グローガンもそうなるのかなぁ? ちょっと無理そうだけど。
「あの子は、あの子なりにやっていくさ」婆さんが言う。
「こんな素敵な友達と仲間がいるじゃないか。駄目な子だけど、友達だけは大事にする子だしね」
でも、女心は駄目駄目ですよ???!!!
「仕方ないよ。人間苦手ってもんがあるさね」と婆さんがため息をついた。
「ホント、女の子には優しくしろって言ったのに聞かなかったし」まったくだ。
婆さんが俺の手を握る。恐縮する俺の背中をポンポンと婆さんが叩いた。
「本当に、いろいろありがとうね」「いえ。なにもしてませんし」
伝説の冒険者に感謝されるようなことはなにもしていない。はずだ。
「いえいえ! マジで遠慮しなくていいですよ! 」「やっぱチーアさんたちのおかげですし! 」
「よく殴ったり殴られたりしましたけど、おかげで就職できました! 」「俺も彼女ができました! 」
まじか。それは奇跡と言っていいぞ。
「俺も背が伸びました! 」「うそつけ! 」大して変ってない。
「俺も金ためたら故郷の農園継ぎます! 」もうなにもいうまい。
「ところで」婆さんが言う。ウインクまでして。なんだろ?
「アレですよアレ」グローガンの手下どもが笑う。
「そうそう」気がつくと顔中引っかき傷だらけのグローガンとふて腐れたアンジェ、
連れ戻しにいったらしいマリアが戻ってきている。
……あのたんこぶはマリアの所為か……痛そう。
「なんだよ? 」
ワケわかんねぇ。隣にローとファルコがいつの間にかいた。
「おかげで息子が更生したよ。ほんと有難う」二人と握手する婆さん。
「最後にアレ、たのんます」
グローガンが頭を下げる。????
「お前ら!! 何者だ!! 」
グローガンがおどけたように叫ぶ。
「俺達はっ! 夢を追う者たちだ!! 」俺達三人は叫び返す。
「「死神が憑くって噂の!!!!!!!?? 」」」
グローガン一味のみならず、婆さんやアンジェたちまでわざと驚いたように言う。
「「「じゃかましいわっ!!! 」」」俺達三人は笑いながら叫び返した。
「たぶん、これが最後だと思いますから締めに一発欲しかったんですよね! 」大笑いするグローガン一味。
「グローガン一家は永遠ですよ?! 」「どこまでもついていきますって! グローガンさん! 」
手下達が駆け寄ってくる。「お前ら……嬉しいこといってくれるじゃねぇかあああっっ!! 」
号泣するむさ苦しい男共を見ながらアンジェがぼやく。
「やっぱ辞めた」むさ苦しいと続ける。
そんなこと言ってやるなよ。アンジェ。
「ふふ。
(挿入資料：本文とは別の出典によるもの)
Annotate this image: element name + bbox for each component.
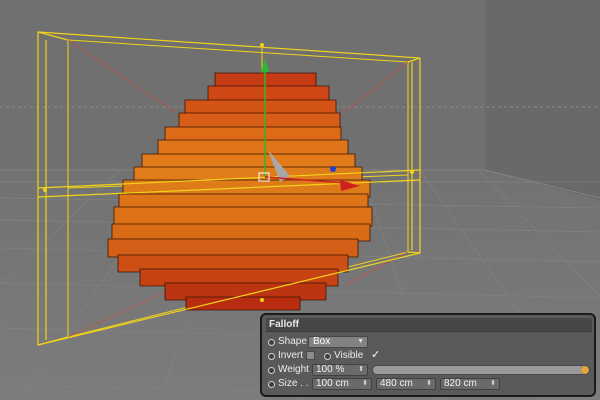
size-x-input[interactable]: 100 cm ⬍ (312, 378, 372, 390)
shape-animation-dot[interactable] (268, 339, 275, 346)
weight-slider-knob[interactable] (581, 366, 589, 374)
size-x-value: 100 cm (316, 378, 349, 389)
shape-row: Shape Box ▼ (268, 335, 592, 349)
visible-checkbox[interactable]: ✓ (371, 350, 380, 361)
spinner-arrows-icon[interactable]: ⬍ (490, 379, 496, 389)
back-wall-corner (485, 0, 600, 200)
size-animation-dot[interactable] (268, 381, 275, 388)
panel-title: Falloff (266, 318, 592, 332)
spinner-arrows-icon[interactable]: ⬍ (426, 379, 432, 389)
size-z-value: 820 cm (444, 378, 477, 389)
weight-label: Weight (278, 364, 309, 375)
invert-animation-dot[interactable] (268, 353, 275, 360)
weight-slider[interactable] (372, 365, 590, 375)
weight-row: Weight 100 % ⬍ (268, 363, 592, 377)
shape-dropdown[interactable]: Box ▼ (308, 336, 368, 348)
shape-value: Box (313, 336, 331, 347)
invert-label: Invert (278, 350, 304, 361)
chevron-down-icon: ▼ (357, 338, 364, 345)
size-y-input[interactable]: 480 cm ⬍ (376, 378, 436, 390)
weight-slider-fill (373, 366, 581, 374)
invert-checkbox[interactable] (306, 351, 315, 360)
size-z-input[interactable]: 820 cm ⬍ (440, 378, 500, 390)
weight-input[interactable]: 100 % ⬍ (312, 364, 368, 376)
falloff-panel: Falloff Shape Box ▼ Invert Visible ✓ Wei… (260, 313, 596, 397)
size-row: Size . . 100 cm ⬍ 480 cm ⬍ 820 cm ⬍ (268, 377, 592, 391)
shape-label: Shape (278, 336, 307, 347)
weight-animation-dot[interactable] (268, 367, 275, 374)
spinner-arrows-icon[interactable]: ⬍ (362, 379, 368, 389)
visible-label: Visible (334, 350, 364, 361)
spinner-arrows-icon[interactable]: ⬍ (358, 365, 364, 375)
invert-visible-row: Invert Visible ✓ (268, 349, 592, 363)
size-y-value: 480 cm (380, 378, 413, 389)
visible-animation-dot[interactable] (324, 353, 331, 360)
size-label: Size . . (278, 378, 309, 389)
weight-value: 100 % (316, 364, 345, 375)
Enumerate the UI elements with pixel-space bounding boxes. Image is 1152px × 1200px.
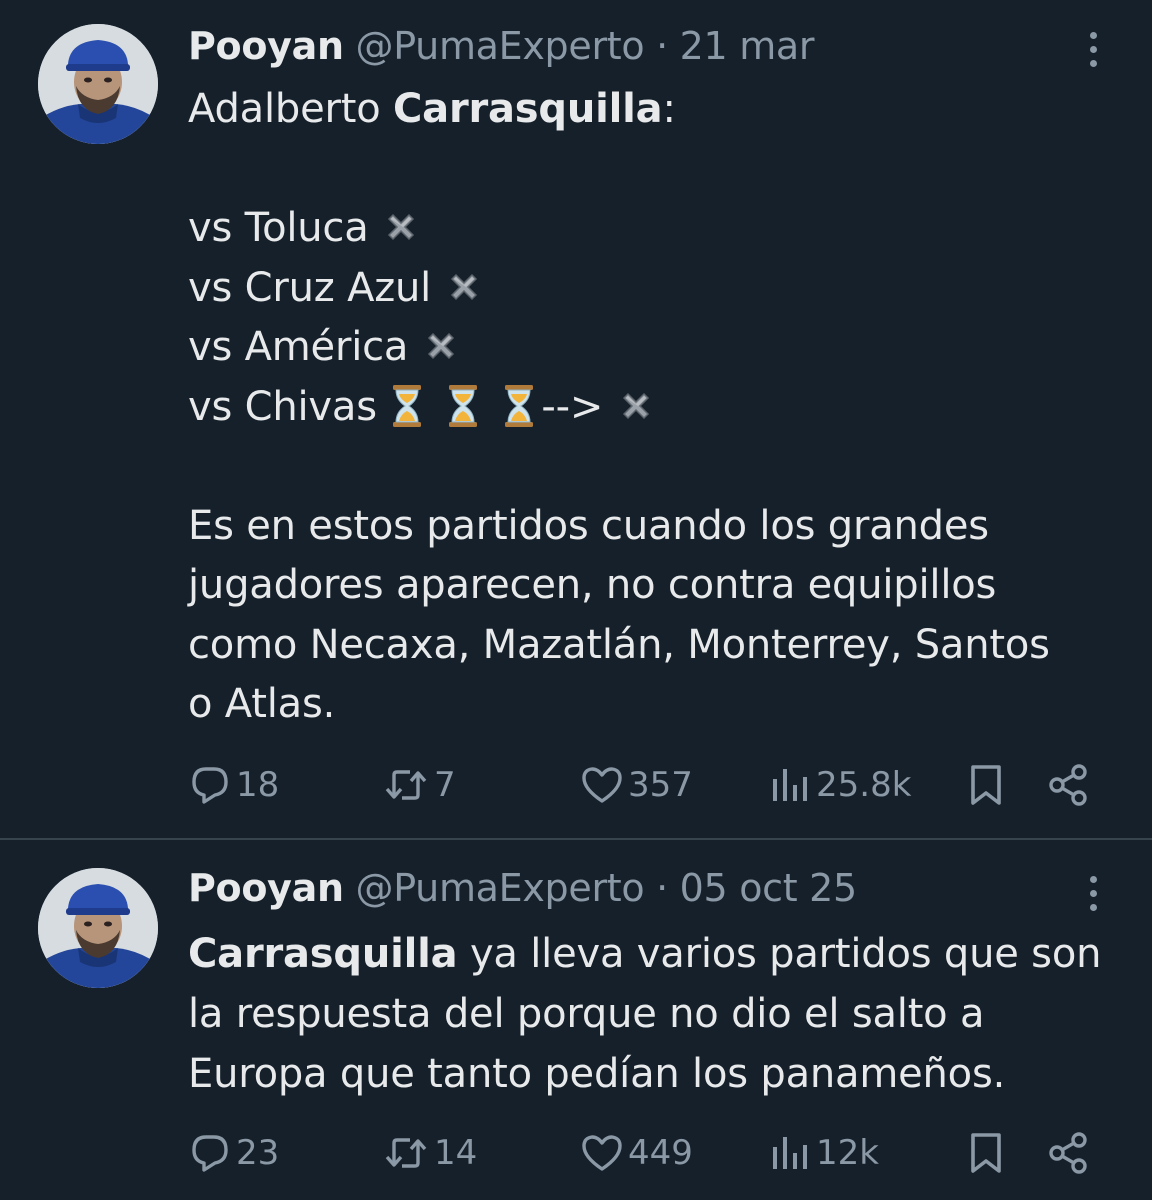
cross-mark-icon bbox=[444, 267, 484, 307]
tweet-header: Pooyan @PumaExperto · 21 mar bbox=[188, 22, 815, 70]
share-icon bbox=[1046, 763, 1090, 807]
cross-mark-icon bbox=[421, 326, 461, 366]
tweet-date[interactable]: 05 oct 25 bbox=[680, 866, 858, 910]
text-line: vs América bbox=[188, 324, 421, 370]
separator-dot: · bbox=[656, 866, 668, 910]
text-line: como Necaxa, Mazatlán, Monterrey, Santos bbox=[188, 621, 1050, 668]
share-button[interactable] bbox=[1046, 1128, 1090, 1178]
text-line: o Atlas. bbox=[188, 681, 336, 727]
views-icon bbox=[768, 1131, 812, 1175]
like-icon bbox=[580, 763, 624, 807]
like-icon bbox=[580, 1131, 624, 1175]
author-handle[interactable]: @PumaExperto bbox=[356, 866, 645, 910]
avatar[interactable] bbox=[38, 24, 158, 144]
avatar[interactable] bbox=[38, 868, 158, 988]
bookmark-icon bbox=[964, 1131, 1008, 1175]
tweet-text: Adalberto Carrasquilla: vs Toluca vs Cru… bbox=[188, 80, 1118, 735]
text-line: vs Cruz Azul bbox=[188, 264, 444, 311]
reply-count: 23 bbox=[236, 1133, 280, 1173]
like-button[interactable]: 357 bbox=[580, 760, 693, 810]
like-count: 357 bbox=[628, 765, 693, 805]
cross-mark-icon bbox=[616, 386, 656, 426]
views-count: 25.8k bbox=[816, 765, 912, 805]
views-count: 12k bbox=[816, 1133, 879, 1173]
avatar-image bbox=[38, 24, 158, 144]
action-bar: 23 14 449 12k bbox=[188, 1128, 1108, 1178]
avatar-image bbox=[38, 868, 158, 988]
repost-count: 14 bbox=[434, 1133, 478, 1173]
more-icon[interactable] bbox=[1086, 30, 1100, 70]
share-icon bbox=[1046, 1131, 1090, 1175]
text-line: Europa que tanto pedían los panameños. bbox=[188, 1051, 1006, 1097]
repost-icon bbox=[382, 763, 430, 807]
text-line: vs Chivas bbox=[188, 383, 390, 430]
views-button[interactable]: 25.8k bbox=[768, 760, 911, 810]
repost-button[interactable]: 7 bbox=[382, 760, 456, 810]
bookmark-button[interactable] bbox=[964, 1128, 1008, 1178]
tweet[interactable]: Pooyan @PumaExperto · 21 mar Adalberto C… bbox=[0, 0, 1152, 840]
like-button[interactable]: 449 bbox=[580, 1128, 693, 1178]
text-bold-name: Carrasquilla bbox=[393, 86, 663, 132]
tweet-header: Pooyan @PumaExperto · 05 oct 25 bbox=[188, 864, 857, 912]
action-bar: 18 7 357 25.8k bbox=[188, 760, 1108, 810]
cross-mark-icon bbox=[381, 207, 421, 247]
separator-dot: · bbox=[656, 24, 668, 68]
tweet-date[interactable]: 21 mar bbox=[680, 24, 815, 68]
more-icon[interactable] bbox=[1086, 874, 1100, 914]
reply-count: 18 bbox=[236, 765, 280, 805]
tweet-text: Carrasquilla ya lleva varios partidos qu… bbox=[188, 924, 1118, 1104]
text-line: jugadores aparecen, no contra equipillos bbox=[188, 562, 997, 608]
hourglass-icon bbox=[501, 384, 537, 428]
text-line: vs Toluca bbox=[188, 205, 382, 251]
like-count: 449 bbox=[628, 1133, 693, 1173]
text-segment: Adalberto bbox=[188, 86, 393, 132]
text-line: la respuesta del porque no dio el salto … bbox=[188, 991, 985, 1037]
share-button[interactable] bbox=[1046, 760, 1090, 810]
text-line: Es en estos partidos cuando los grandes bbox=[188, 502, 989, 549]
bookmark-button[interactable] bbox=[964, 760, 1008, 810]
repost-count: 7 bbox=[434, 765, 456, 805]
repost-icon bbox=[382, 1131, 430, 1175]
text-bold-name: Carrasquilla bbox=[188, 931, 458, 977]
reply-button[interactable]: 23 bbox=[188, 1128, 279, 1178]
repost-button[interactable]: 14 bbox=[382, 1128, 477, 1178]
reply-button[interactable]: 18 bbox=[188, 760, 279, 810]
text-segment: ya lleva varios partidos que son bbox=[457, 931, 1102, 977]
author-name[interactable]: Pooyan bbox=[188, 866, 344, 910]
text-segment: : bbox=[662, 86, 676, 132]
views-button[interactable]: 12k bbox=[768, 1128, 879, 1178]
hourglass-icon bbox=[389, 384, 425, 428]
tweet[interactable]: Pooyan @PumaExperto · 05 oct 25 Carrasqu… bbox=[0, 840, 1152, 1200]
hourglass-icon bbox=[445, 384, 481, 428]
arrow-text: --> bbox=[541, 383, 616, 430]
views-icon bbox=[768, 763, 812, 807]
reply-icon bbox=[188, 763, 232, 807]
reply-icon bbox=[188, 1131, 232, 1175]
author-name[interactable]: Pooyan bbox=[188, 24, 344, 68]
bookmark-icon bbox=[964, 763, 1008, 807]
author-handle[interactable]: @PumaExperto bbox=[356, 24, 645, 68]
最後は丸く収まりましたね」マリアは楽しそうだが。そうかなぁ?
「つきあってらんね」「だねね」
ローとファルコも呆れている。
帰ろうか。俺が言うとローとファルコも続いた。
「ありがとおおおおおお!!!! 」
大声が遠くから聞こえてくる。俺達は歩きながら黙って手を大きく振る。
振り返りはしなかった。
もし、郊外の森の中の小さな冒険者の店を訪れる事があったら、
迷うことなく俺達を指名して欲しい。きっと、願いは叶うから。
ただし、『余計なオマケ』については自己責任で!
(Fin)
(おまけ)
「ところで」ロー・アースは不満そうに呟いた。
「どうした? 」相変わらず金が無い俺達は新しく出来た側溝さらいの手伝いだ。
まったく、意外と重労働で困る。